Treating diabetes in the elderly often means close monitoring of other medical conditions as well. For example, patients with diabetes may be at higher risk for elevated blood pressure. If hypertension is an issue, it is crucial to treat this condition as well. Often, this may require blood pressure medication.
Another essential step in treating diabetes in the elderly is to maintain proper foot care. This is because diabetics can be prone to foot infections. Open sores, especially on the feet or legs, are a common problem in advanced cases. This is a particular concern for elderly patients. In many cases, wearing special shoes designed for diabetics may help prevent problems.
Diabetes management in older patients may be helped through routine exercise. This should be with the supervision of a physician. Moderate physical activity, such as brisk walking, may be beneficial. In conjunction with physical activity, weight management is another measure that can help keep diabetes in the elderly in check. Patients who are obese or even moderately overweight have a higher risk of diabetes complications, so a physician may recommend weight loss if he feels it is necessary.

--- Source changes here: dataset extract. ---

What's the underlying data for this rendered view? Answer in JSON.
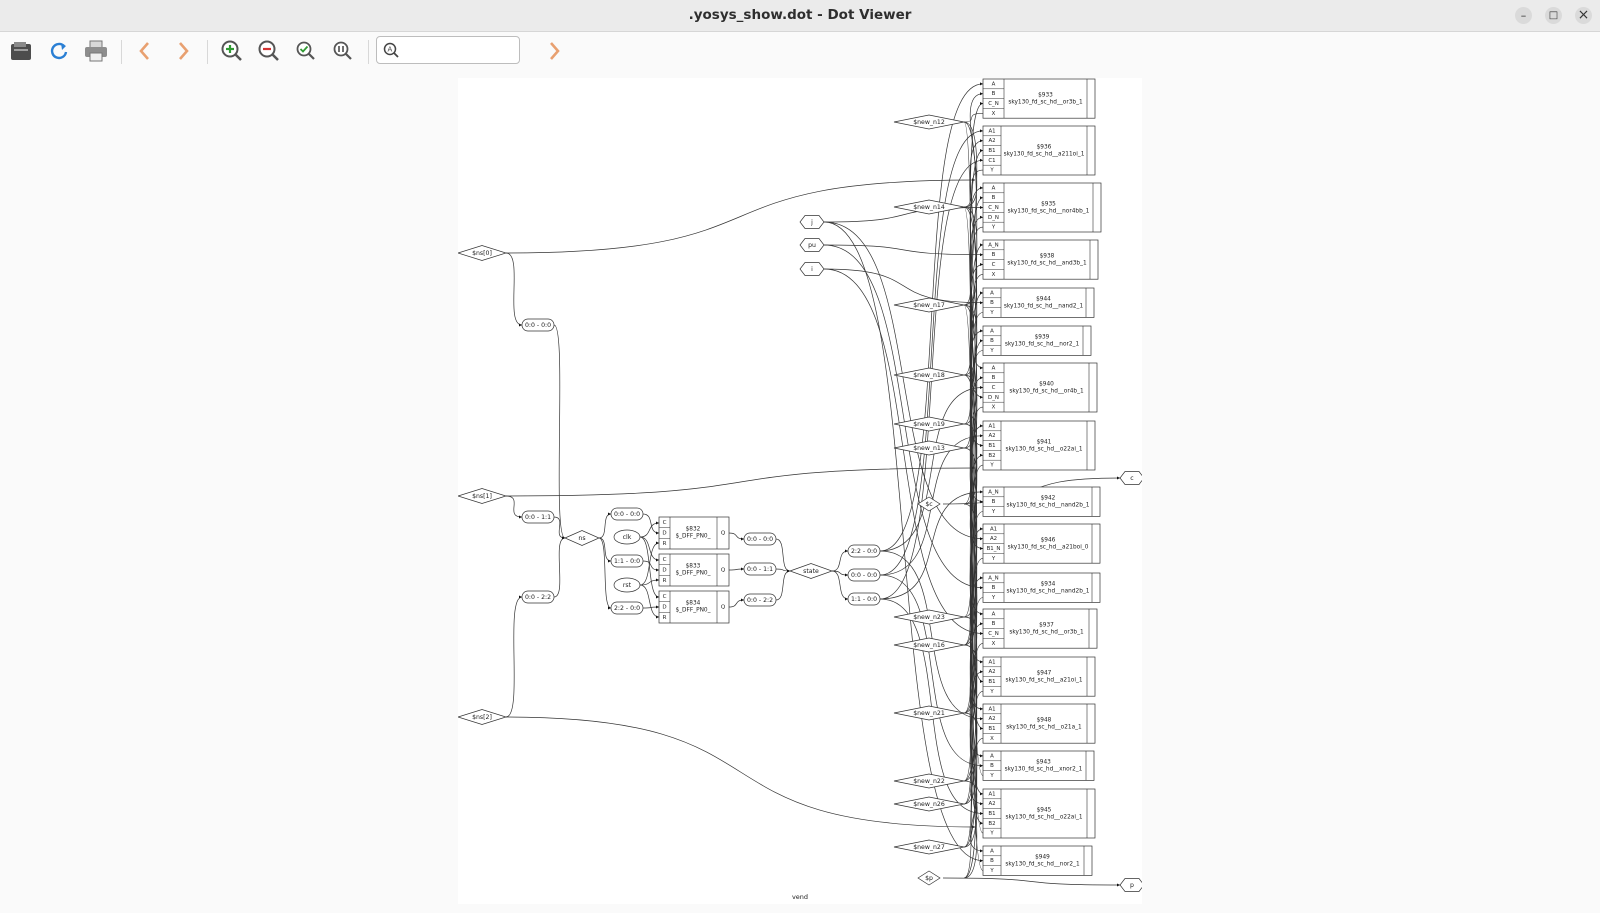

Annual eye examinations are essential for elderly patients with diabetes. Many senior patients with advanced diabetes suffer from vision difficulties. Recognizing and treating vision problems before they become advanced can save a patient's eyesight. Cataracts are a common complication of diabetes, therefore surgery for removal may help prevent vision loss. In addition, simple screenings for glaucoma can prevent blindness from diabetes.